Emre Kongar / 16 Ocak 2020 Perşembe
ekongar@cumhuriyet.com.tr
Tarikatlarla Milli Eğitim,
Diyanet’le ekonomi olur mu?
OLMAZ elbette.
İktidarınız, gücünüz varsa, tabii yaparsınız; hatta olduğunu da sanırsınız, ama bir süre sonra duvara tosladığınızı fark edersiniz:
Aynen bugün ülkemizde olduğu gibi, hem eğitim hem de ekonomi çıkmaz sokaklarda kaybolur gider, siz de iktidarınızı kaybedersiniz!
Türkiye 16 Nisan 2017’deki zorlama halk oylaması ile “Tek Kişi Yönetimi” demek olan “Cumhurbaşkanlığı Hükümet Sistemi” denilen rejime geçeli beri, Milli Eğitimin dinselleştirilmesi yaygınlık ve derinlik kazandı ve artık ekonomi de dini kurallara göre yönetilmek isteniyor.
İlk örneğini faizsiz finans kuruluşlarının denetim esaslarını belirleyen genelgede, ayet ve surelere gönderme yapılmasıyla resmileşen bu tavır, Diyanet’in “Faiz fetvasıyla” iyice belirginleşti:
Resmi Gazete’de yayımlanan etik kurallarda referans verilen sure ve ayetlerden bazıları şöyle: Nahl Suresi 90. ayet, Nisa Suresi 58. ayet, Ahzâb Suresi 72. ayet, Bakara Suresi 30. ayet.
Diyanet’in “Faiz Fetvası” da şöyle:
“İslam’da faiz, kesin olarak haram kılınmıştır. Bir zaruret bulunmadıkça faiz almak da vermek de caiz değildir. İş kurmak veya genişletmek; ev, araba satın almak üzere kişi, kuruluş veya bankalardan alınan faizli krediler de bu kapsamdadır ve caiz değildir. TOKİ aracılığıyla devreye alınan son uygulama ise devletin, alt veya orta gelirli vatandaşlarına yönelik olarak ürettiği bir sosyal konut projesidir. Bu projede, peşinat haricindeki tutar, kamu bankaları vasıtasıyla kredilendirilmekte olup devletin söz konusu borçlandırmadaki amacı, faiz geliri elde etmek değil, aksine ödeme güçlüğü içindeki vatandaşlarının ev sahibi olmalarına yardımcı olmaktır. Bu itibarla, devlet TOKİ’nin bu uygulamasında başka bir yolla konut alma imkânı tanımadığından, belirtilen niyet ve amaçlar doğrultusunda söz konusu projeden yararlanmak caizdir.”

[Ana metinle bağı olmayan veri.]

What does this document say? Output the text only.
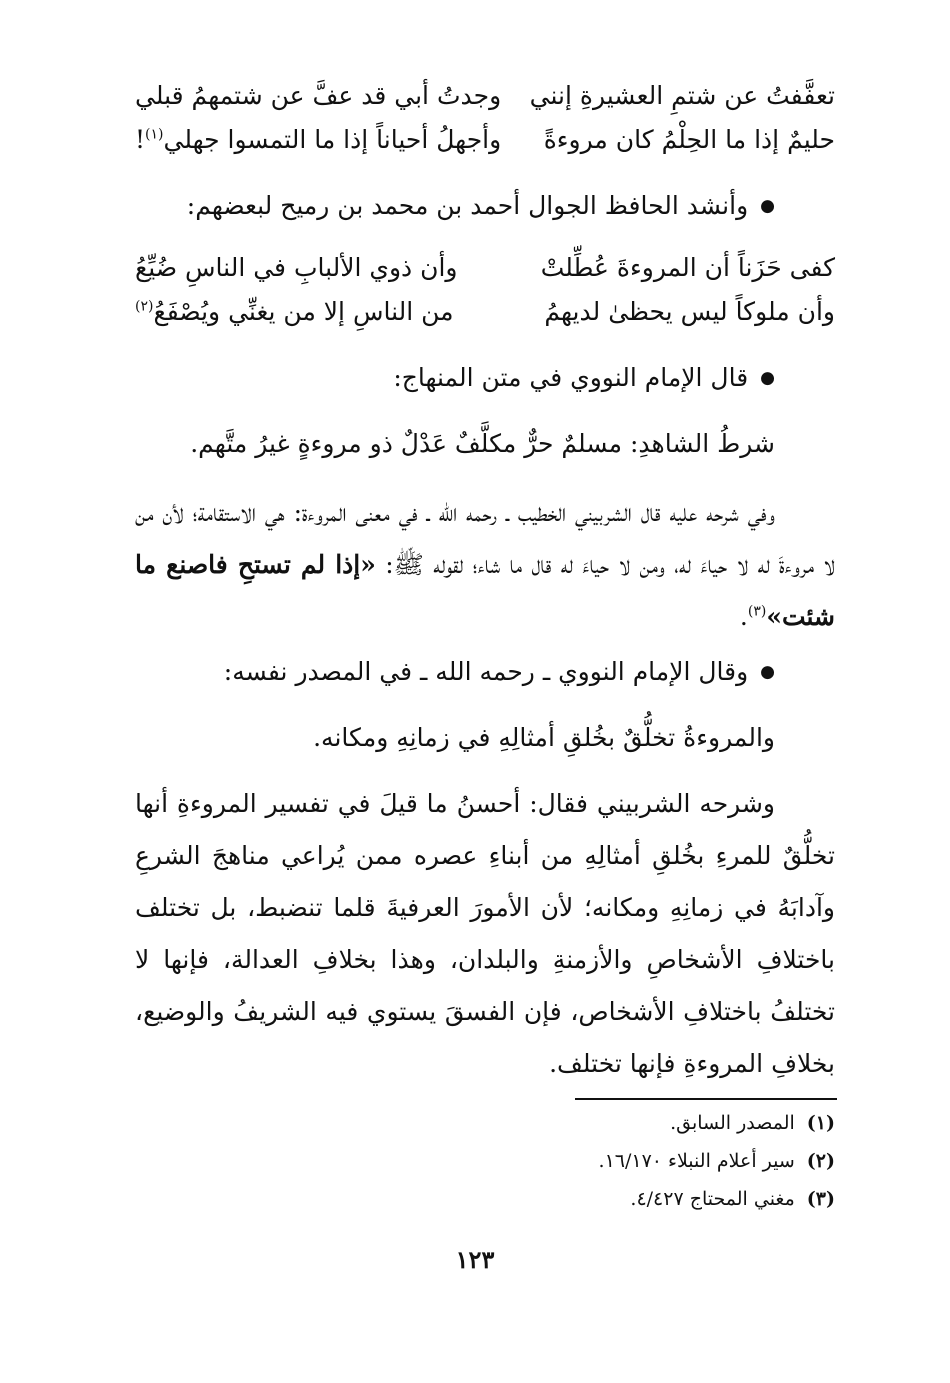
تعفَّفتُ عن شتمِ العشيرةِ إنني
وجدتُ أبي قد عفَّ عن شتمهمُ قبلي
حليمٌ إذا ما الحِلْمُ كان مروءةً
وأجهلُ أحياناً إذا ما التمسوا جهلي$^{(١)}$!
● وأنشد الحافظ الجوال أحمد بن محمد بن رميح لبعضهم:
كفى حَزَناً أن المروءةَ عُطِّلتْ
وأن ذوي الألبابِ في الناسِ ضُيِّعُ
وأن ملوكاً ليس يحظىٰ لديهمُ
من الناسِ إلا من يغنِّي ويُصْفَعُ$^{(٢)}$
● قال الإمام النووي في متن المنهاج:
شرطُ الشاهدِ: مسلمٌ حرٌّ مكلَّفٌ عَدْلٌ ذو مروءةٍ غيرُ متَّهم.
وفي شرحه عليه قال الشربيني الخطيب ـ رحمه الله ـ في معنى المروءة: هي الاستقامة؛ لأن من لا مروءةَ له لا حياءَ له، ومن لا حياءَ له قال ما شاء؛ لقوله ﷺ: «إذا لم تستحِ فاصنع ما شئت»$^{(٣)}$.
● وقال الإمام النووي ـ رحمه الله ـ في المصدر نفسه:
والمروءةُ تخلُّقٌ بخُلقِ أمثالِهِ في زمانِهِ ومكانه.
وشرحه الشربيني فقال: أحسنُ ما قيلَ في تفسير المروءةِ أنها تخلُّقٌ للمرءِ بخُلقِ أمثالِهِ من أبناءِ عصره ممن يُراعي مناهجَ الشرعِ وآدابَهُ في زمانِهِ ومكانه؛ لأن الأمورَ العرفيةَ قلما تنضبط، بل تختلف باختلافِ الأشخاصِ والأزمنةِ والبلدان، وهذا بخلافِ العدالة، فإنها لا تختلفُ باختلافِ الأشخاص، فإن الفسقَ يستوي فيه الشريفُ والوضيع، بخلافِ المروءةِ فإنها تختلف.
(١)المصدر السابق.
(٢)سير أعلام النبلاء ١٦/١٧٠.
(٣)مغني المحتاج ٤/٤٢٧.
١٢٣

Tam bu sırada Eğitim Sen Genel Başkanı Feray Aytekin Aydoğan, eğitimle ilgili şunları söyledi:
“Diyanet İşleri Başkanlığı, vakıf ve dernek adı altında dini yapılanmalar ile imzalanan protokol ve işbirlikleri ile eğitim ve bilim emekçilerinin mesleki hakları ve öğrencilerimizin eğitim hakkı kuşatma altında.Öğrencilerimizi kimlikleri, inançları, cinsiyetlerine göre ayrıştıran bu uygulamalar çocuk hakkı ve eğitim hakkı ihlalidir. Aynı zamanda Anayasaya, Çocuk Hakları Sözleşmesi’ne de aykırıdır. MEB’in bu faaliyetleri yargı kararlarına, tüm itiraz ve uyarılara rağmen ısrarla yaşama geçirmesi de Milli Eğitim Bakanlığı’nda dünden bugüne bir değişim olmadığının açık kanıtıdır.”

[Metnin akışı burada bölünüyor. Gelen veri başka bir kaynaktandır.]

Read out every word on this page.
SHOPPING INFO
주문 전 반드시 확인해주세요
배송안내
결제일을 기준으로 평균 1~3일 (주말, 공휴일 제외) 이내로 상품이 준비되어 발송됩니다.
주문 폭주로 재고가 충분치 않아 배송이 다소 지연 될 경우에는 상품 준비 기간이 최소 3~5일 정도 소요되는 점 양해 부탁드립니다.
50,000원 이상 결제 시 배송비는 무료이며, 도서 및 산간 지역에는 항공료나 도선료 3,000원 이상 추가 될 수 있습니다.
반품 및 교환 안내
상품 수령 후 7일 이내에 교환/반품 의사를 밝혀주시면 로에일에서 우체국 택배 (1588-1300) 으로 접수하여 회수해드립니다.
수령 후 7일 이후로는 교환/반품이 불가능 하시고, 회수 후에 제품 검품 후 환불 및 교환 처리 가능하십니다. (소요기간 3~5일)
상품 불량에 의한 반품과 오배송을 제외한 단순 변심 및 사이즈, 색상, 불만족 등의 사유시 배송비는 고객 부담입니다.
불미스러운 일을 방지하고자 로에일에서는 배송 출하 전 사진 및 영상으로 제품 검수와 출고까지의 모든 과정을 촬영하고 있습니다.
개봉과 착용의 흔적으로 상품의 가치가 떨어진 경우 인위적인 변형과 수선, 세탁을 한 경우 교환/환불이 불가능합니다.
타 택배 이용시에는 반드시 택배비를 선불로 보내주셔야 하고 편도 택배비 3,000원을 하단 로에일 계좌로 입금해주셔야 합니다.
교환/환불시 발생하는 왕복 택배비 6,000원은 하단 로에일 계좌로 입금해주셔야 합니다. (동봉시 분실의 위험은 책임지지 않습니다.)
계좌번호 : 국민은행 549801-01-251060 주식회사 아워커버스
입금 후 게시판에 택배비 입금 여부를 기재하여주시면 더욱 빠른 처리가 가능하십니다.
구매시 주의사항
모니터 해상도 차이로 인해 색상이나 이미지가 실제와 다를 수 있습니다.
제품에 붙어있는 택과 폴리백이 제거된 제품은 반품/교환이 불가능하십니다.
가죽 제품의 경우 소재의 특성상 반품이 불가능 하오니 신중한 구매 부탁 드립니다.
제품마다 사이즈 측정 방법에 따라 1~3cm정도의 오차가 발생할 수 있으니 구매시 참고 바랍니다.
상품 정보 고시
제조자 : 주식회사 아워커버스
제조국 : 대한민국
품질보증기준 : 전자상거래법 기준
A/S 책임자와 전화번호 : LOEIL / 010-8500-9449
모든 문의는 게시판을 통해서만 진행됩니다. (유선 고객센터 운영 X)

İktidar, uzun süredir çağdaşlıktan uzaklaştığı, “Demokratik, Laik ve Sosyal Hukuk Devleti” hedefini Anayasa’da kabul etmiş bir toplumda, kendi anladığı biçimdeki özel din/mezhep kurallarını günlük yaşama ve yaşamın tüm alanlarına “Devlet olarak” dayatmaya çalıştığı için, başarısız oldu ve taban kaybediyor.
Şimdi taban kaybını önlemek için aynı çabasını daha da yaygınlaştırıyor ve derinleştiriyor.
Yani başarısızlık nedenlerini daha da güçlendirerek uyguluyor ve bundan medet umuyor:
Sadece kendisi için değil, ülke için de umutsuz bir çaba ve talihsiz bir gidiş!
YAŞASIN DEMOKRATİK LAİK VE SOSYAL HUKUK DEVLETİ!